Research

RESEARCH INTERESTS

Development Economics, Labor, Education, Apprenticeships, Impact Evaluation, Refugee Economics


PUBLICATIONS AND RESEARCH UNDER REVIEW

(i) Cognitive Achievement Production in Madagascar: a Value-added Model Approach 

Published in Education Economics (2021), with David E. Sahn (available here)


In this paper, we measure the contribution of an additional year of schooling on skills acquisition for a cohort of young adults in Madagascar. We estimate a value-added model of learning achievement that includes test scores measured at adolescence, thereby reducing the potential for omitted variable bias. We demonstrate that schooling increases cognitive skills among young adults. The value-added of a year of schooling during adolescence is 0.15 to 0.26 standard deviation. Our results show the skills gap widens in adolescence, as students with higher cognitive skills complete more grades, accumulating more skills in their transition to adulthood.

Africa Economic Brief (AfDB)



(ii) Making Ends Meet in Refugee Camps: Food Distribution Cycles, Consumption and Undernutrition (with Marie-Charlotte Buisson) Revised and resubmitted at Food Policy. 


Years after the initial settlement, food aid remains an essential component of humanitarian assistance for protracted refugees in managed camps. From data collected among refugee households in three camps in southern Chad and an exogenous variation of time between the latest food distribution and households’ interviews, we draw the time path of household’s consumption. Consistent with the literature on intertemporal choices in high-income countries, refugee households experience an average decline of 1.1 to 1.5 percent per day in their daily caloric intake between distributions. The short-term nutritional status of children under five also responds to the distance from food aid distribution and confirms the existence of food distribution cycles. Our results suggest that households don’t smooth consumption during the interval of time between two distributions, and face regular and frequent cycles of food shortage resulting in detrimental consequences on children’s health.



RESEARCH IN PROGRESS

(iii) Improving Skills Development and Employability through Traditional Apprenticeships: Evidence from Senegal (with John Giles, Karine Marazyan and Mame Mor Anta Syll)

Pre-analysis plan filed with the AEA Registry : AEARCTR-0013252.


This research project aims at evaluating the impact of the PEJA (“Improving Youth Employability through Informal Apprenticeships”), a project that seeks to facilitate skills transfer to apprentices by providing equipment grants to master craftspersons, along with providing additional training (technical skills, business skills and socio-emotional skills) to craftspersons and apprentices alike, and then introducing additional incentives for apprentices to complete formal certification of their skills. To do so, we are following a cohort of 6176 apprentices working in 2158 workshops. After completion of the baseline survey in January 2021, workshops were drawn from five trades (tailoring, metalwork, woodwork, mechanics and hairdressing) and randomized into two treatment groups of 763 and 700 workshops, and 695 control workshops. Two follow-up surveys are planned for early late 2023. 
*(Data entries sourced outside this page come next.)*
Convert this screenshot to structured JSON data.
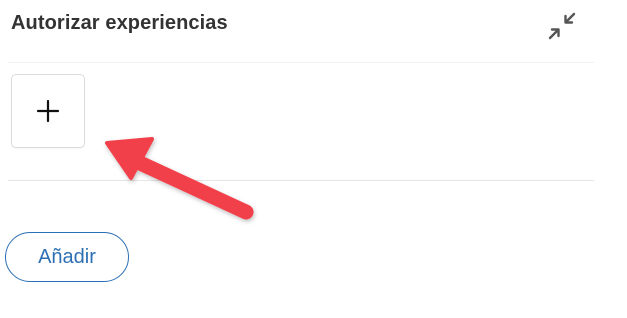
{
  "panel": {
    "title": "Autorizar experiencias",
    "collapse_icon": "collapse-arrows-icon",
    "add_tile_icon": "plus-icon"
  },
  "actions": {
    "add_label": "Añadir"
  },
  "colors": {
    "title": "#333333",
    "accent": "#2d6fb3",
    "annotation_arrow": "#f2414b"
  }
}
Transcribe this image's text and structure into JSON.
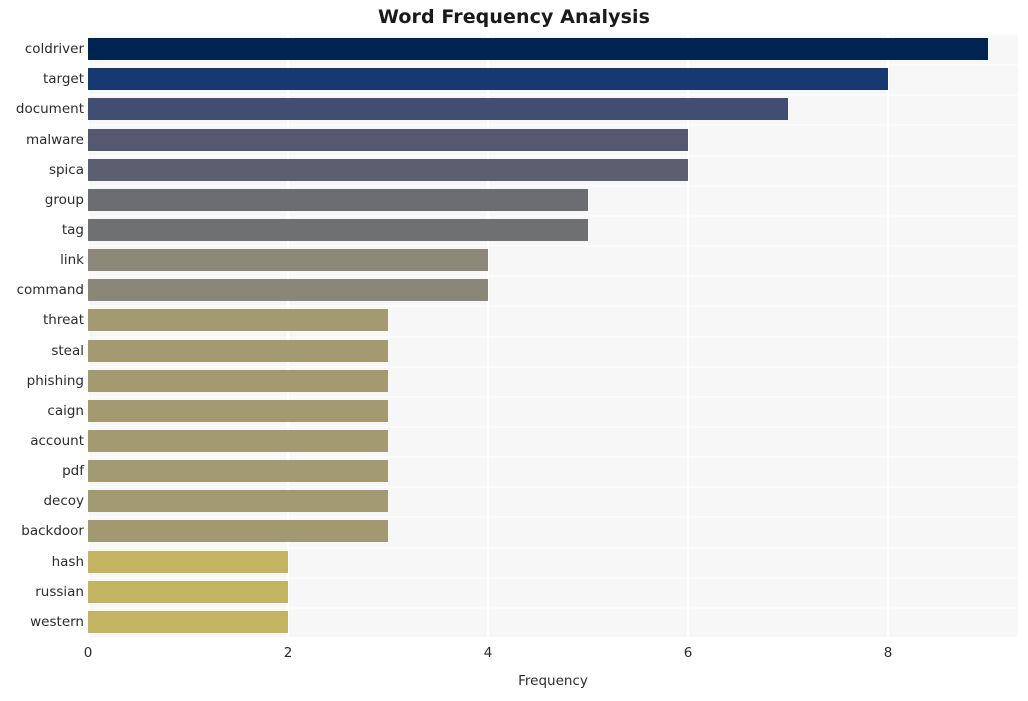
{
  "chart_data": {
    "type": "bar",
    "orientation": "horizontal",
    "title": "Word Frequency Analysis",
    "xlabel": "Frequency",
    "ylabel": "",
    "categories": [
      "coldriver",
      "target",
      "document",
      "malware",
      "spica",
      "group",
      "tag",
      "link",
      "command",
      "threat",
      "steal",
      "phishing",
      "caign",
      "account",
      "pdf",
      "decoy",
      "backdoor",
      "hash",
      "russian",
      "western"
    ],
    "values": [
      9,
      8,
      7,
      6,
      6,
      5,
      5,
      4,
      4,
      3,
      3,
      3,
      3,
      3,
      3,
      3,
      3,
      2,
      2,
      2
    ],
    "bar_colors": [
      "#00234f",
      "#173870",
      "#414d71",
      "#545871",
      "#5b5f70",
      "#6b6d71",
      "#6e7072",
      "#8b8879",
      "#898778",
      "#a39a71",
      "#a39a71",
      "#a39a71",
      "#a39a71",
      "#a39a71",
      "#a29a72",
      "#a29a72",
      "#a29973",
      "#c3b462",
      "#c3b462",
      "#c3b462"
    ],
    "xticks": [
      0,
      2,
      4,
      6,
      8
    ],
    "xlim": [
      0,
      9.3
    ],
    "grid": true,
    "legend": "none",
    "plot_background": "#f7f7f7",
    "figure_background": "#ffffff",
    "gridline_color": "#ffffff",
    "text_color": "#2b2b2b"
  }
}
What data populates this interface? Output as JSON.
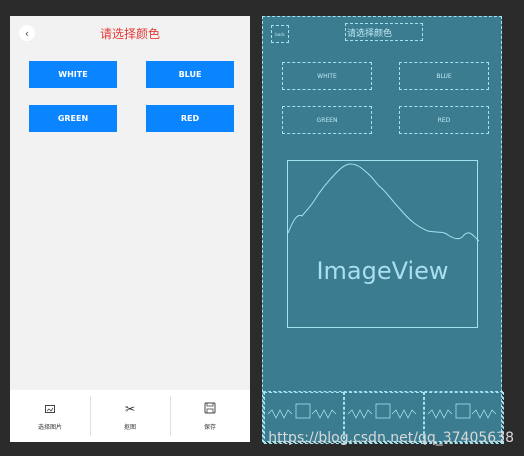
{
  "app": {
    "title": "请选择颜色",
    "back_icon": "chevron-left-icon",
    "colors": {
      "primary_button": "#0a84ff",
      "title": "#e53935",
      "blueprint_bg": "#3b7c90",
      "blueprint_line": "#a5e2f0"
    }
  },
  "buttons": {
    "white": "WHITE",
    "blue": "BLUE",
    "green": "GREEN",
    "red": "RED"
  },
  "bottom_bar": {
    "tabs": [
      {
        "label": "选择图片",
        "icon": "image-icon"
      },
      {
        "label": "抠图",
        "icon": "scissors-icon"
      },
      {
        "label": "保存",
        "icon": "save-icon"
      }
    ]
  },
  "blueprint": {
    "title": "请选择颜色",
    "back_label": "back",
    "white": "WHITE",
    "blue": "BLUE",
    "green": "GREEN",
    "red": "RED",
    "imageview_label": "ImageView"
  },
  "watermark": "https://blog.csdn.net/qq_37405638"
}
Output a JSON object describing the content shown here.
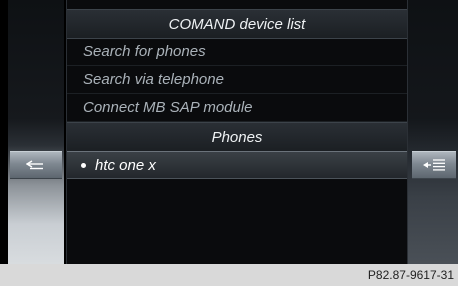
{
  "device_list": {
    "title": "COMAND device list",
    "menu_items": [
      "Search for phones",
      "Search via telephone",
      "Connect MB SAP module"
    ]
  },
  "phones": {
    "title": "Phones",
    "items": [
      {
        "label": "htc one x",
        "selected": true
      }
    ]
  },
  "side_buttons": {
    "left_icon": "back-icon",
    "right_icon": "options-list-icon"
  },
  "figure_code": "P82.87-9617-31"
}
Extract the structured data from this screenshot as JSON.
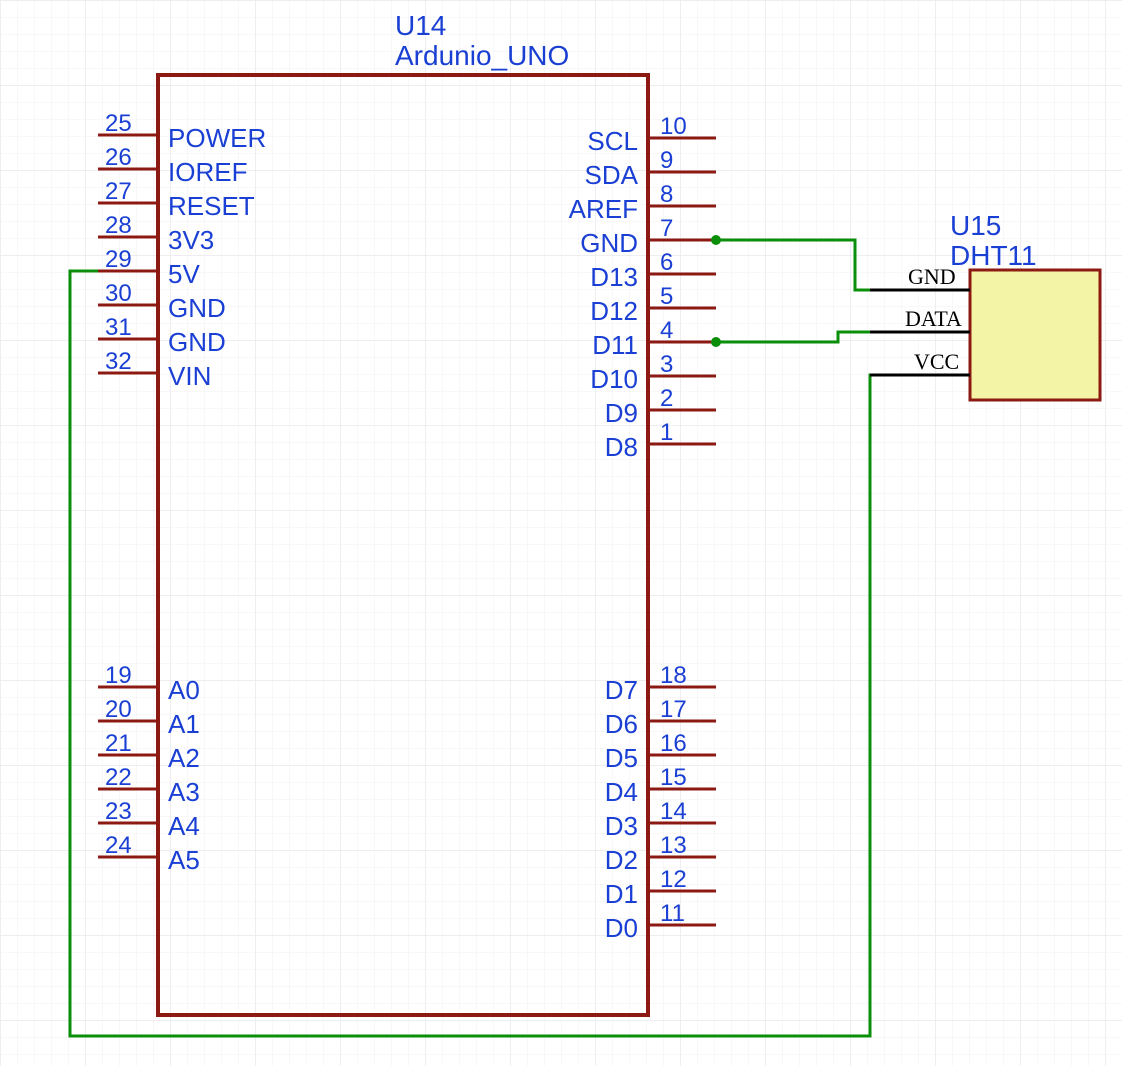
{
  "main_component": {
    "ref": "U14",
    "value": "Ardunio_UNO",
    "left_pins_top": [
      {
        "num": "25",
        "name": "POWER"
      },
      {
        "num": "26",
        "name": "IOREF"
      },
      {
        "num": "27",
        "name": "RESET"
      },
      {
        "num": "28",
        "name": "3V3"
      },
      {
        "num": "29",
        "name": "5V"
      },
      {
        "num": "30",
        "name": "GND"
      },
      {
        "num": "31",
        "name": "GND"
      },
      {
        "num": "32",
        "name": "VIN"
      }
    ],
    "left_pins_bottom": [
      {
        "num": "19",
        "name": "A0"
      },
      {
        "num": "20",
        "name": "A1"
      },
      {
        "num": "21",
        "name": "A2"
      },
      {
        "num": "22",
        "name": "A3"
      },
      {
        "num": "23",
        "name": "A4"
      },
      {
        "num": "24",
        "name": "A5"
      }
    ],
    "right_pins_top": [
      {
        "num": "10",
        "name": "SCL"
      },
      {
        "num": "9",
        "name": "SDA"
      },
      {
        "num": "8",
        "name": "AREF"
      },
      {
        "num": "7",
        "name": "GND"
      },
      {
        "num": "6",
        "name": "D13"
      },
      {
        "num": "5",
        "name": "D12"
      },
      {
        "num": "4",
        "name": "D11"
      },
      {
        "num": "3",
        "name": "D10"
      },
      {
        "num": "2",
        "name": "D9"
      },
      {
        "num": "1",
        "name": "D8"
      }
    ],
    "right_pins_bottom": [
      {
        "num": "18",
        "name": "D7"
      },
      {
        "num": "17",
        "name": "D6"
      },
      {
        "num": "16",
        "name": "D5"
      },
      {
        "num": "15",
        "name": "D4"
      },
      {
        "num": "14",
        "name": "D3"
      },
      {
        "num": "13",
        "name": "D2"
      },
      {
        "num": "12",
        "name": "D1"
      },
      {
        "num": "11",
        "name": "D0"
      }
    ]
  },
  "sensor": {
    "ref": "U15",
    "value": "DHT11",
    "pins": [
      "GND",
      "DATA",
      "VCC"
    ]
  },
  "colors": {
    "grid_major": "#e8e8ee",
    "grid_minor": "#f1f1f5",
    "component_outline": "#8c1a12",
    "pin_line": "#8c1a12",
    "text": "#1a3fd4",
    "wire": "#0b8f0b",
    "sensor_fill": "#f4f4a7",
    "black": "#000"
  }
}
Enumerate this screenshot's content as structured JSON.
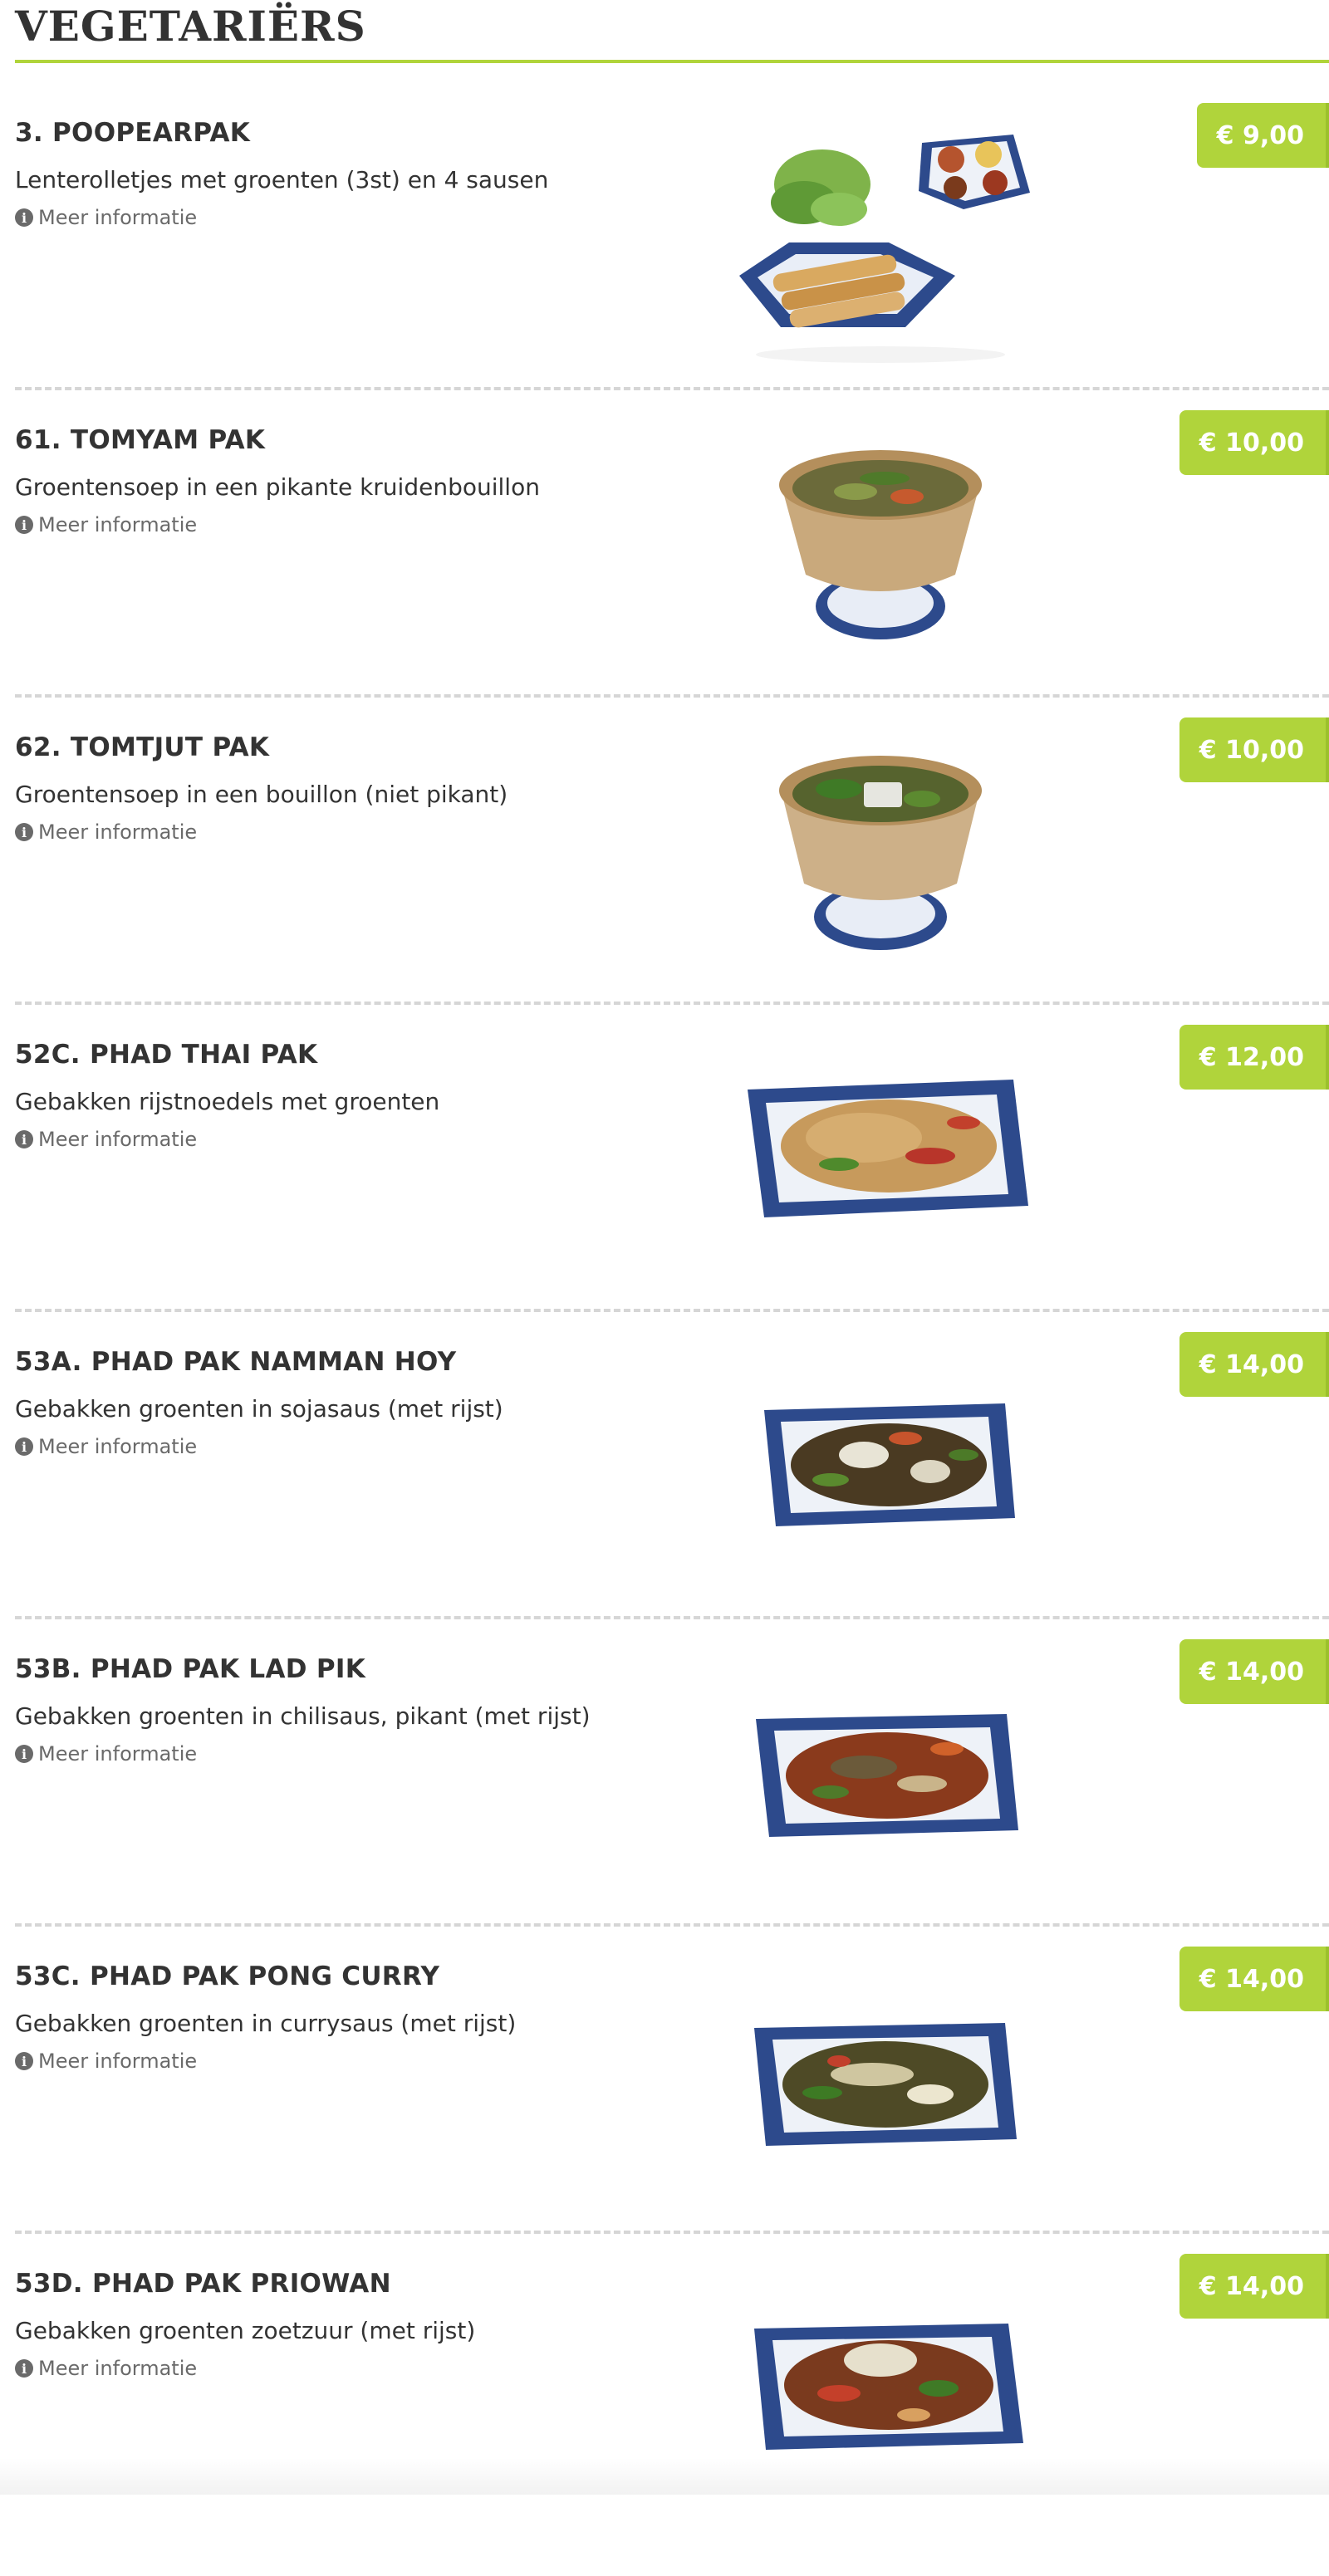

(iv) Do Apprenticeships Provide Skills Beyond the Master’s Trade ? Evidence on Apprenticeships, Skills and the Transition to Work in Senegal (with John Giles and David E. Sahn


Apprenticeship training is a second chance to acquire skills for the youth who lacks of the general knowledge formal schooling provides. This informal form of training is based on the transmission of a sector specific knowledge from a master craftsman to an apprentice. We take advantage of a panel dataset designed to study the transition to adulthood in Senegal to explore the role of the Senegalese traditional apprenticeship training in the transition to work. We provide evidence that, while selection into apprenticeship is mostly driven by the lack of formal schooling and serious delays in educational progression by teenage years, apprenticeship experience is associated with positive returns on the labor market. Former apprentices are more likely to work outside of agriculture, especially the young men in the lower end of the skills distribution. Moreover, conditional on education, apprentice experience is associated with higher earnings. These positive returns cannot be attributed to the contribution of apprenticeship on the acquisition of general knowledge. We use value-added model methodology to estimate a production function of cognitive skills at teenage years. Apprenticeship experience does not contribute to the development of numeracy or literacy skills.  



(v) How Well Do Migrant Entrepreneurs Compete with Locals in Urban Ethiopia? (with Tom Bundervoet, John T. Giles, Jamele Rigolini, and Manex Yonis)


In terms of both sales and profits, microenterprises in urban Ethiopia that are owned by migrants tend to perform worse than those of local entrepreneurs. This paper uses a unique survey of microenterprises to examine factors behind differences in performance. Most of the performance gap is explained by the observable characteristics of firms and their owners. The gap reflects the fact that migrants are younger and less educated than locals, but access to capital (and more capital-intensive sectors) contributes to lower performance. Older enterprises owned by migrants show less of performance gap with locally owned enterprises, suggesting that after the exit of poor performers, surviving migrant-owned firms converge in performance to local firms.